Use your hands to knead the dough until it is smooth and a bit firm.
Start pinching off small 1 inch pieces of the dough and roll it between the palm of your hands to form small dumplings or spinners. Set aside until ready to use.
Rinse the Cow Feet with the juice of the lime and some water. Drain and add it to a pressure cooker with the split peas and 4 cups of water. Set the pressure cooker to 25 minutes from the first whistle.
Be very careful when using a pressure cooker. Make sure you wait until the knob at the top has released fully before removing the lid.
If you are using a salted meat, you have to cook off some of the salt from the meat. Place a sauce pan on the stove with water and place the salted meat in to boil for 20 -30 minutes. I changed my water after 15 minutes and added new water to boil for another 15 minutes.
To a large stock pot on the stove on medium heat add 3 cups of water and add the potato, sweet potato, yucca, taro root, celery, onion, garlic, ochre, kernels from the corn, the chicken noodle soup packet, salt, habanero, black pepper and 1 tablespoon of green seasoning.
Drain the water from the salted meat and rinse once with running water. Drain and season with 1 tablespoon of green seasoning. Add the seasoned salted meat to the stock pot with the vegetables.
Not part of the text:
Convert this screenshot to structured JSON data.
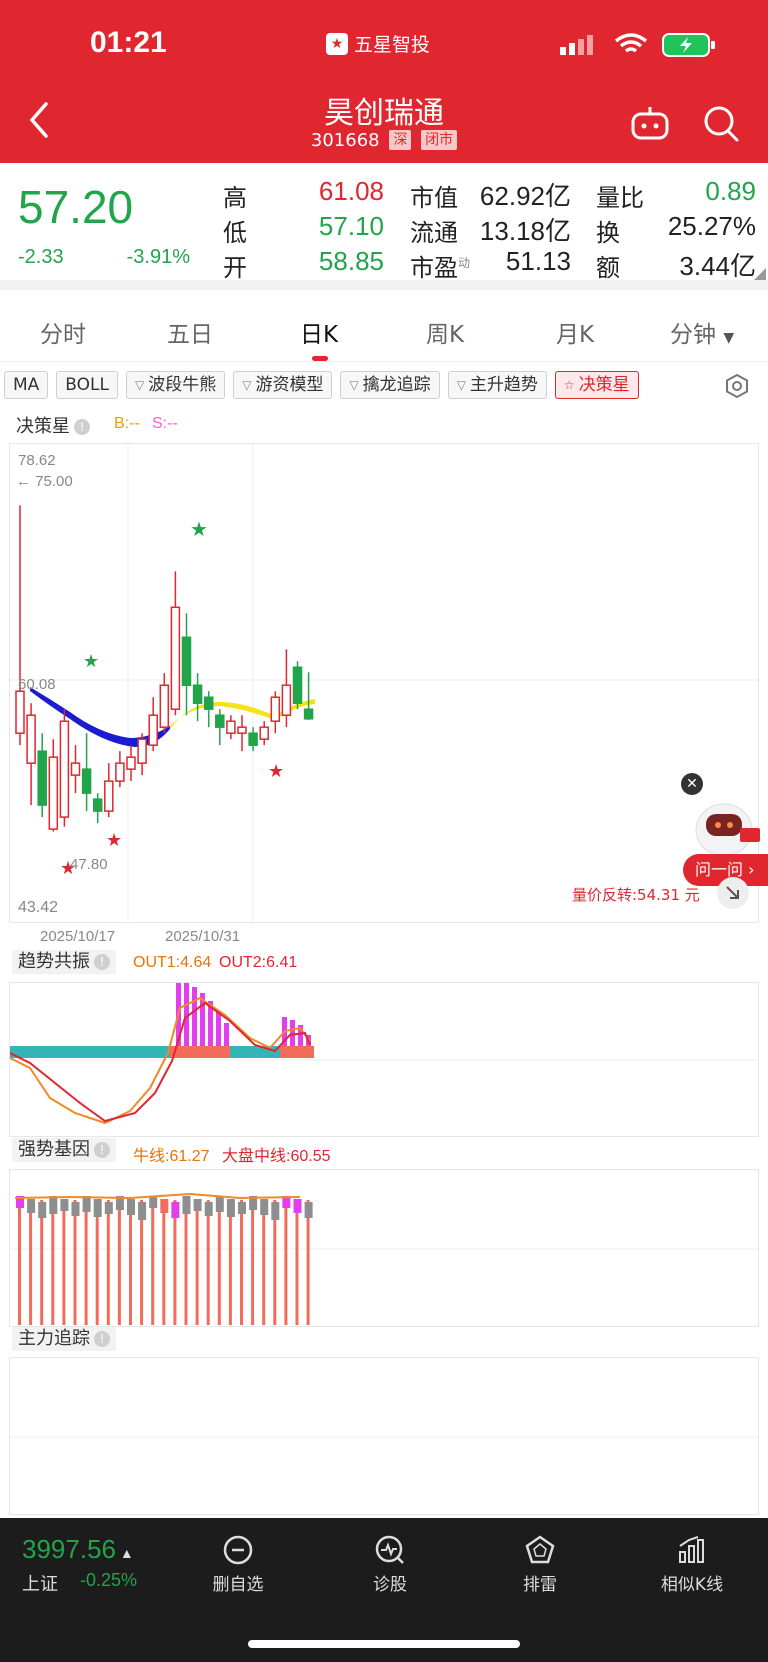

Bring to a boil and allow to simmer on low until the root vegetables are soft.
Add in the broth from the pressure cooker that you made with the split peas and cows feet.
Add in the macaroni, dumplings and the pimento peppers. Stir gently to not break up the vegetables too much.
Once the macaroni is al dente, taste the broth of the soup, adjust seasoning of necessary. Add in the golden ray butter. Turn off the stove and serve hot!
This soup is super easy to make. The trick to making it fast is to peel, wash and chop all your vegetables ahead of time.
You can use chicken broth as well instead of the split pea and cows feet broth. It will taste just as good, however the split pea broth takes it to a whole other level.